In April, Monique Goldring decided to take her 8-month-old daughter, Phoenix, off life support and prepared to say goodbye to her first child.
At 7 months old, Phoenix started bleeding profusely from her nose. During the drive to the emergency room she turned blue and stopped breathing.
"I knew that she was gone," Goldring remembered.
The sudden cardiac arrest left her daughter with significant brain damage, so she stayed in the hospital on life support for nearly a month. Goldring asked doctors to remove the ventilator that helped Phoenix breathe after seeing how "tired" she was, she said.
Doctors told Monique she would only have six hours when they take her off life support.
Monique and the rest of the family prepared for for the worst and started saying their final goodbyes.
"Watch over your mommy in heaven. We will never forget you or your family" a nurse wrote. Even doctors and nurses wrote heartfelt messages for Monique as they prepared to take her off life support.
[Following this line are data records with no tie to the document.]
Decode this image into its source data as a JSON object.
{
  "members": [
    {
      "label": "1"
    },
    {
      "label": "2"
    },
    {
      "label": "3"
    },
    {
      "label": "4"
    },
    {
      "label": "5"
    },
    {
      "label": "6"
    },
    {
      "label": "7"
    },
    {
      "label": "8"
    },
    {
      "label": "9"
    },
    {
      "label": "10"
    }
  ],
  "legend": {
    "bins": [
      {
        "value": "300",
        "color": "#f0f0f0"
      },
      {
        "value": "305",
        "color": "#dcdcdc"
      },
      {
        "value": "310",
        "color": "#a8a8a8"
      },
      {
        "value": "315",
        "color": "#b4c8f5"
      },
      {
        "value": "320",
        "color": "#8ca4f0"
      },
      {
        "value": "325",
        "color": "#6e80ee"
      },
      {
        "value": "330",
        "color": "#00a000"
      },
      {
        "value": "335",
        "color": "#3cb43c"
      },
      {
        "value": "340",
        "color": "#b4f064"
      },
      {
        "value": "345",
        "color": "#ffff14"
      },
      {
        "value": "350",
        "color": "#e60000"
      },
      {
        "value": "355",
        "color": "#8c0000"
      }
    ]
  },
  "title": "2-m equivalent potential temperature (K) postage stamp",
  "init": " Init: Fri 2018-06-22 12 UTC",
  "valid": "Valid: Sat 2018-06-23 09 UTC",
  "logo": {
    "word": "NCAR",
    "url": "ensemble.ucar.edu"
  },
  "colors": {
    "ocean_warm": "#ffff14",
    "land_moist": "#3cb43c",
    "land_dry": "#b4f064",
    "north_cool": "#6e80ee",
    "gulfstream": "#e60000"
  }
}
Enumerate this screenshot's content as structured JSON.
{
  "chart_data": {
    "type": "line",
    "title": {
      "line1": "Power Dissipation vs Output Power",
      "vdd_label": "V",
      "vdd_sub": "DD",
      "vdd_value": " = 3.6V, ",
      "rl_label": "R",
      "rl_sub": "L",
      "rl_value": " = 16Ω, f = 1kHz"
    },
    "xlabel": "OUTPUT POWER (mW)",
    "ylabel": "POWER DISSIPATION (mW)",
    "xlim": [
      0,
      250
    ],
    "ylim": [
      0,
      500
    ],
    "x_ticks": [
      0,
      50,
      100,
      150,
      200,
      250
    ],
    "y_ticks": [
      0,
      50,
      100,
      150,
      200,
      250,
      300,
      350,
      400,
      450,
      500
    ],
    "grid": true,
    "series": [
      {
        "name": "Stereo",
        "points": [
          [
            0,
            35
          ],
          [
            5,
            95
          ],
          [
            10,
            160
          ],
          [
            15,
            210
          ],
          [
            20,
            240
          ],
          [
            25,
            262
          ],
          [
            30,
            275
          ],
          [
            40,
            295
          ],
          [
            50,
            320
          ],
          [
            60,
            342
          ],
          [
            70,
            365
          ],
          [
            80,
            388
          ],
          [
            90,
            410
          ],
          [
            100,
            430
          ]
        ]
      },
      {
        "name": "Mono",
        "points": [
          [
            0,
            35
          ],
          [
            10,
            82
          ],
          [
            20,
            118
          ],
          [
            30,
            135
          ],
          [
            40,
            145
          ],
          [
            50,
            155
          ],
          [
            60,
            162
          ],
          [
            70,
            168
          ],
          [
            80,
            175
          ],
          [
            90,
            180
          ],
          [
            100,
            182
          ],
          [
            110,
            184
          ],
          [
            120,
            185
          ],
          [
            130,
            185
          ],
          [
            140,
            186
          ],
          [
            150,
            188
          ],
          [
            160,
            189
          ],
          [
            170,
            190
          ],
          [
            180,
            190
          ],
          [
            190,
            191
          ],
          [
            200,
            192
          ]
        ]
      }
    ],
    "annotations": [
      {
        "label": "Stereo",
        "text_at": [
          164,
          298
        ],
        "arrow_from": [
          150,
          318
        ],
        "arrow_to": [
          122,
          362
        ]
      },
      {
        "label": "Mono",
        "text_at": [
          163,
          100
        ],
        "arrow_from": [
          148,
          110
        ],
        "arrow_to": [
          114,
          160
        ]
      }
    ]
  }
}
"I went home that night. A lot of people will think that's crazy but I was at peace with her," says Monique. "I called the next morning and they said she was up and hanging out."
Those six hours turned into six days then six months, then she was able to celebrate her first birthday this year!
She is continuing to defy the medical odds by living and thriving beyond what many expected.
Now, little Phoenix has rose again for another miracle: she's made it through a successful heart surgery that doctors around the country said was too dangerous to perform.
Goldring says Inova and Children's National initially declined the surgery, fearing that Phoenix wouldn't make it...
...through.
But, Monique kept praying another miracle would come. And it did!
"On November 15, 2019, Phoenix had a successful Glenn procedure and we are no longer living in fear of her outgrowing her shunt," Monique said.
Phoenix was born with a heart defect called double outlet right ventricle, which prevented her heart from properly circulating oxygen around her body on its own.
A series of surgeries are required to fix this and create new pathways for blood flow, including two separate "shunt" surgeries. A shunt is a medical term for a small passage that allows the movement of fluid between parts of the body.
Phoenix remains in the Cardiac Intensive Care Unit as she recovers. Doctors also performed a tracheostomy to help with her respiratory issues.
The family has created a gofundme campaign to help with the mounting medical expenses.